The bank that Wall Street critics love to hate enjoyed a relatively calm shareholder meeting Thursday while two of its peers, Morgan Stanley and JPMorgan Chase, grappled with public-relations nightmares.
Goldman CEO Lloyd Blankfein was peppered with questions about the bank's political lobbying, but the vitriol and the shouting protesters that have haunted other banks' meetings this spring were absent.
The tranquility was partly a product of timing. Earlier this month, JPMorgan announced a surprise $2 billion trading loss, which has bolstered the banking industry's critics but also taken pressure off Goldman.

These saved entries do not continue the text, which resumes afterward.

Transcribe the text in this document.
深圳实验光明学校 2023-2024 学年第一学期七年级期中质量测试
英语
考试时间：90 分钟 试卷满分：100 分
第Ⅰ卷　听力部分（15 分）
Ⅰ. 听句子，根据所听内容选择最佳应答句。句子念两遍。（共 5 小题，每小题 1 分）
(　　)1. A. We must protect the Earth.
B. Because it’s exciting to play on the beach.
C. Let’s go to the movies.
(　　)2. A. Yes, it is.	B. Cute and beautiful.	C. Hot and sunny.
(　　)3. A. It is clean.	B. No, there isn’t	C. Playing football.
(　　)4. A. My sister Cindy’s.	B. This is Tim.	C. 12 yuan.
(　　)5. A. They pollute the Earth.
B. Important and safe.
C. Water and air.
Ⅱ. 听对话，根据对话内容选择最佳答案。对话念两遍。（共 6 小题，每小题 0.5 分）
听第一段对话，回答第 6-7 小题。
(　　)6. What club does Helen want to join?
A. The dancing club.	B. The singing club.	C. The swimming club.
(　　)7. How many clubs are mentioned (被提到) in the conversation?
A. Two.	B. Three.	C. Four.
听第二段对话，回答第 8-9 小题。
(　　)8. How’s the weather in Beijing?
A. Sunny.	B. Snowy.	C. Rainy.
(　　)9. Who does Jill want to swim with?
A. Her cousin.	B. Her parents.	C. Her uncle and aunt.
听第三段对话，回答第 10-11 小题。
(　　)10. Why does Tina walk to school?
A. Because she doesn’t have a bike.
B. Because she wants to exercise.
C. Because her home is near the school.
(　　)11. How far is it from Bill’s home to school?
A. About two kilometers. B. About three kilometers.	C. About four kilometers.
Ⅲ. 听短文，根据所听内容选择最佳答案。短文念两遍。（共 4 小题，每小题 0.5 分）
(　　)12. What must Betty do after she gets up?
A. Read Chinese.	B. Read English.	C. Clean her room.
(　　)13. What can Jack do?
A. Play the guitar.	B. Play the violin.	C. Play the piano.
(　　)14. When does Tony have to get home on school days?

Last week, police with guns stood guard outside JPMorgan's annual meeting in Florida while shareholders inside hounded Jamie Dimon, the usually unflappable CEO.
That same day, protesters at Morgan Stanley's meeting shouted down CEO James Gorman. And this week, Morgan has fielded questions about how it handled analyst reports ahead of the initial public offering of Facebook stock.
Protestors have also swarmed this spring outside the meetings of Bank of America and Wells Fargo, and Citigroup shareholders registered their discontent with CEO Vikram Pandit by voting against his $15 million pay package.
At the Goldman meeting, several shareholders said the bank should disclose more about what it is spending to lobby politicians and regulators crafting new banking laws. They accused Goldman of trying to water down the legislation.
Blankfein made no apologies for approaching lawmakers and regulators.
"There's requests for comments. We provided our comments," Blankfein said. "The world would see that as lobbying, but we were really once again fulfilling our duty to provide information on areas where we have expertise."
Blankfein did say that he was in favor of the so-called Volcker rule, which might have prevented the type of trading that led to JPMorgan's loss, but he also said that many parts of it were unclear.
One shareholder told Blankfein that Goldman's reputation "is in tatters," alluding to the subprime mortgages it packaged into securities before the financial crisis.
Another asked whether Goldman would renegotiate loans to the city of Oakland, Calif. Blankfein said the bank couldn't just lower interest rates for anyone unhappy with their terms.
"That's not how the financial system works," he said.
"It is an issue of morality," the shareholder said.
"No, I think it's an issue of shareholder assets," Blankfein replied.
For the most part, though, the meeting was placid. Blankfein stood behind a glass podium in an undecorated sixth-floor conference room at Goldman's Jersey City offices and appeared to grow more comfortable as the meeting wore on, occasionally smiling and gesturing.
When Sister Barbara Aires, of the Catholic organization Sisters of Charity of St. Elizabeth, asked for more information about Goldman's new business standards, Blankfein told her she sounded a lot like a Goldman Sachs executive.
"Maybe you can hire me," Aires replied.
"I don't think we can outbid your current boss," Blankfein quipped.
Blankfein, 57, the CEO for six years, isn't known for his charisma. But in recent months, Goldman has suffered regulatory fines and the resignation of an employee who publicly accused the bank of ripping off its clients.
The bank, in an attempt to burnish its public image, has sent Blankfein out for TV interviews and as a spokesman for gay rights.
Shareholders approved all the board members, including Michele Burns, who some had questioned because she was on the Wal-Mart board when the company was reportedly bribing Mexican officials.
Shareholders also approved Blankfein's pay package from last year, which could eventually be worth about $16 million and included more than $51,000 for a car and driver and nearly $259,000 for security services.